Republican leaders from the White House and Congress on 28 September introduced the much-anticipated unified framework for tax reform. The nine-page framework comes after weeks of discussion and is successor to the one-page proposal the White House introduced in April. However, stripping out the buzzwords, it is really still just one page long and contains nothing new. The overall purpose is to simplify the tax code and lower rates, only partly financed through broadening the tax base by removing deductions.
There is no point in running through the various items as a final bill will be significantly different from the broad strokes presented in the framework. It is now left to congressional committees to do the dirty work and sort out the details – if and when the two chambers agree on a budget resolution. The budget resolution is necessary to trigger the reconciliation process in the Senate, which allows for a simple majority rather than the usual 60 votes. The Senate budget resolution proposal allows for an increase in the deficit of USD1.5 trillion over the next ten years, which makes room for some dynamic scoring – that is to assume tax cuts and reform have a more positive effect on economic growth than the static scoring used by the CBO.
The unified framework is deliberately not mentioning any of the thorny issues that now have to be worked out. On personal taxes only deductions on charitable donations and mortgages are mentioned, and Republicans are particularly aiming at the deduction for state and local taxes. That would hurt high-tax states the most – all deeply blue; among them California, Illinois, New Jersey and New York. 32 Republican house members come from these states, complicating the path to a majority. For corporations, most issues are outstanding including interest deductibility. As every deduction has its own constituency, lobbying will be frantic over the coming months.

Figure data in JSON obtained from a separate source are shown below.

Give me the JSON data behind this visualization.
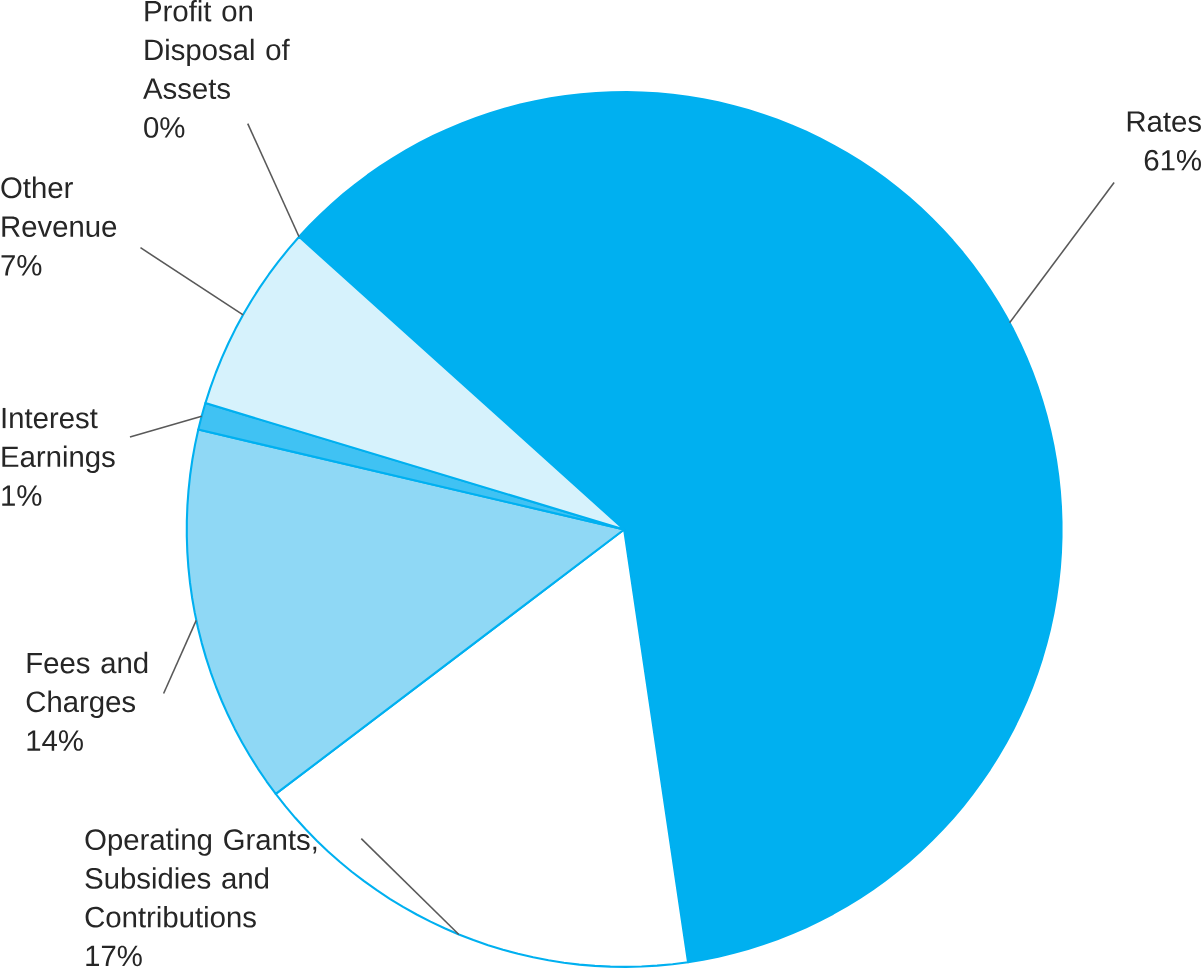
{
  "chart_data": {
    "type": "pie",
    "categories": [
      "Rates",
      "Operating Grants, Subsidies and Contributions",
      "Fees and Charges",
      "Interest Earnings",
      "Other Revenue",
      "Profit on Disposal of Assets"
    ],
    "values": [
      61,
      17,
      14,
      1,
      7,
      0
    ],
    "value_labels": [
      "61%",
      "17%",
      "14%",
      "1%",
      "7%",
      "0%"
    ],
    "colors": [
      "#00b0f0",
      "#ffffff",
      "#8fd8f5",
      "#40c2f3",
      "#d6f2fc",
      "#00b0f0"
    ]
  }
}
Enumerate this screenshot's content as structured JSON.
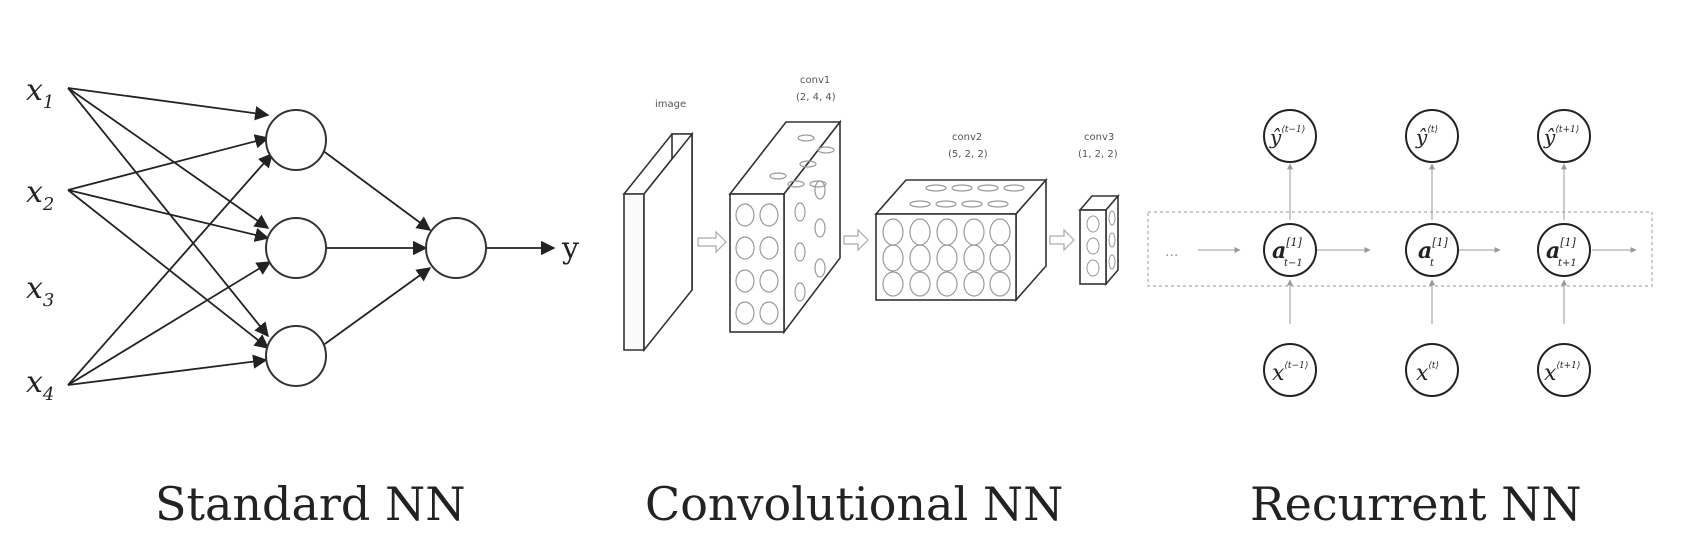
{
  "standard_nn": {
    "caption": "Standard NN",
    "inputs": [
      {
        "base": "x",
        "sub": "1"
      },
      {
        "base": "x",
        "sub": "2"
      },
      {
        "base": "x",
        "sub": "3"
      },
      {
        "base": "x",
        "sub": "4"
      }
    ],
    "output_label": "y"
  },
  "conv_nn": {
    "caption": "Convolutional NN",
    "image_label": "image",
    "conv1_label": "conv1",
    "conv1_dims": "(2, 4, 4)",
    "conv2_label": "conv2",
    "conv2_dims": "(5, 2, 2)",
    "conv3_label": "conv3",
    "conv3_dims": "(1, 2, 2)"
  },
  "recurrent_nn": {
    "caption": "Recurrent NN",
    "outputs": [
      {
        "base": "ŷ",
        "sup": "⟨t−1⟩"
      },
      {
        "base": "ŷ",
        "sup": "⟨t⟩"
      },
      {
        "base": "ŷ",
        "sup": "⟨t+1⟩"
      }
    ],
    "hidden": [
      {
        "base": "a",
        "sup": "[1]",
        "sub": "t−1"
      },
      {
        "base": "a",
        "sup": "[1]",
        "sub": "t"
      },
      {
        "base": "a",
        "sup": "[1]",
        "sub": "t+1"
      }
    ],
    "inputs": [
      {
        "base": "x",
        "sup": "⟨t−1⟩"
      },
      {
        "base": "x",
        "sup": "⟨t⟩"
      },
      {
        "base": "x",
        "sup": "⟨t+1⟩"
      }
    ],
    "ellipsis": "..."
  },
  "colors": {
    "stroke": "#222222",
    "light": "#999999",
    "background": "#ffffff"
  }
}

The perilous state of Senate Republicans
When it comes to taxes, the devil is in the detail and Senator Corker (R-TN) put it mildly, when he said that health care reform was “a piece of cake” compared to tax reform. Majority leader Mitch McConnell (R-KY) and President Trump are barely communicating. John McCain (R-AZ) is gravely ill, but has made it his mission to return the Senate to “regular order” meaning the usual parliamentary process of committee work and amendments. He sank the Republican health efforts twice on this point. Corker – a close ally of McConnell – has announced his retirement, making him a free agent. Corker cannot support a tax bill that increases the deficit after some common-sense dynamic scoring is applied. On 12 December, Alabama is likely to elect the firebrand Republican Roy Moore as new senator, further complicating the path to a majority. Republicans are hoping to pick up the votes of a few centrist Democrats running for reelection in Republican leaning states, but that will very much depend on the content of the tax package.
One interesting dynamic over the comings months will be how to square the President’s rhetorical focus on the middle class with the obvious benefits for the highest income groups in the unified framework. It is very unlikely a Republican Congress raises taxes on the wealthiest. It is equally unlikely that spending cuts or entitlement reforms would be part of a bigger package that could satisfy the few remaining fiscal conservatives. It remains to be seen how the ultra-conservative Freedom Caucus will handle a situation where tax reform is not used to lower spending.
Modest positive growth effect, if…
While tax reform is going to be very difficult to achieve, Republicans are under tremendous pressure to come up with something. The President needs a legislative win – as does House Speaker Paul Ryan and Mitch McConnell. Considering the packed legislative agenda over the coming months, I doubt anything will be completed until early next year.
My working assumption is a tax package that will lower the tax burden by less than USD100 billion per year – distributed between households and corporations, but mostly benefitting higher income groups. However, the odds of a complete Republican meltdown remain high. The payment of the repatriation tax on foreign accumulated profits is likely to be spread out over several years, minimizing the growth impact – and impact on the dollar. While not a massive boost to the economy, modest tax cuts are likely to support economic growth in the near term and hence also solidify Federal Reserve’s resolve to continue rate normalization.